CONFLITOS DE UMA VIDA

 por Donna Crystal

 

Em dias tão longos, com pensamentos acelerados, me pergunto POR QUÊ? E os por quês não têm fim.

 

Hoje por exemplo, é um dia que tenho tamanha emoção em meu coração, que não sei como trabalhá-la ou distribuí-la, pois sequer sei identificá-la.

 

Apenas a pressão ou talvez a opressão, deixa-me desnorteada, pois quando não sabemos o que sentimos não sabemos como direcionar as emoções e o corpo sente esta guerra muda e sofre como se fosse uma panela de pressão fervendo, aumentando a temperatura, cozinhando as minhas entranhas numa seqüência sem fim.

 

Muitas vezes penso que tudo isto somado seria igual a um imenso amor que tenho guardado e não tenho com quem compartilhá-lo, outra acredito que vou armazenando tudo isto porquê jamais ousaria confessar nem a mim mesma que gostaria de amar doce e imensamente um alguém em minha vida.

 

Mas amar é amedrontador, apavorante é quando a gente mais se sente frágil e se expõe. Depender da existência de alguém para me doar e sentir a insegurança de não alcançá-lo, me faz fechar a tampa da panela com mais força, para sentir a segurança de jamais deixar que qualquer parte escape e me faça sofrer.

 

Outras vezes acho que é o contrário, esta pressão no meu peito é a total falta de sentimentos. É apenas um grande buraco aberto por mim mesma ao longo da minha vida e que ninguém jamais o preencherá, pois eu jamais permitiria que alguém chegasse tão próximo.

 

Uma grande distância deve sempre ser mantida, não quero conhecer novas dores.

 

Amar... Palavra estranha que pode significar tantas coisas ou simplesmente coisa nenhuma. As pessoas propagam tanto esta expressão e mediocremente não param para analisar na integra a extensão destas quatro letrinhas.
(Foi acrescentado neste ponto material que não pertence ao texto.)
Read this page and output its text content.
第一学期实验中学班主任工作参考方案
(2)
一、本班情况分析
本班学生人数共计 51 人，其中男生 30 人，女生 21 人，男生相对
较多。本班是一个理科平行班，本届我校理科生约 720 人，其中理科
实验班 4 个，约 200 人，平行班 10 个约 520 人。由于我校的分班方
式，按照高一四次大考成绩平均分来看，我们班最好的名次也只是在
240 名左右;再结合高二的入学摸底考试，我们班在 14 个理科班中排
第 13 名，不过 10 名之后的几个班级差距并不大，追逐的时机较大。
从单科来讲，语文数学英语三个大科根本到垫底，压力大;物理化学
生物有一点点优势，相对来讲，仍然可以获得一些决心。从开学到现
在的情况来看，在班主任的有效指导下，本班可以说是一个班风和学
Eu mesma por mais que me esforce não consigo entendê-la.

 

Apenas e tão somente eu sei que basta ousar encará-la e ela pode machucar, ferir e destruir. Basta que eu ame e as pedradas me atingem, as perdas acontecem e as reciprocidades não me convencem e não me preenchem.

 

Acredito que pos isto nascemos sós, vivemos sós e morremos sós, todos fingindo que vivemos em pares ou grupos, mas a realidade é que ninguém completa o vazio das nossas almas.

 

Meu corpo transborda de energias e as deixo sair como carros desgovernados sem saber para onde ou para quem direcioná-las. Por tudo isto dificilmente acontecem as trocas e finalmente localizamos o tal vazio como se fosse igual ao buraco negro existente no espaço.

 

Sempre me senti só, desde pequenininha o único espaço que eu consegui preencher foi com o nascimento da minha filha Luciana e até hoje ela traz calor ao meu coração e me impulsiona a continuar. Isto não deixa dúvidas, nem questionamentos, só pureza nos meus sentimentos.

 

Mas como mulher só faço viver um dia após o outro sem encontrar respostas para as perguntas mais básicas de uma vida.

 

Quando olho para as pessoas e as vejo conversando, sorrindo, confidenciando e se expondo, gostaria de saber se elas são assim mesmo ou também possuem este imenso buraco no peito que teima em queimar, separar e oprimir.

 

Mas precisamos seguir, pois não podemos simplesmente nos “desligar”. E a obrigatoriedade desta seqüência é que muitas vezes me faz sentir vontade de pedir: Socorro! Tirem-me daqui, me livrem de mim mesma e deixe a minha mente e o meu coração viverem em paz.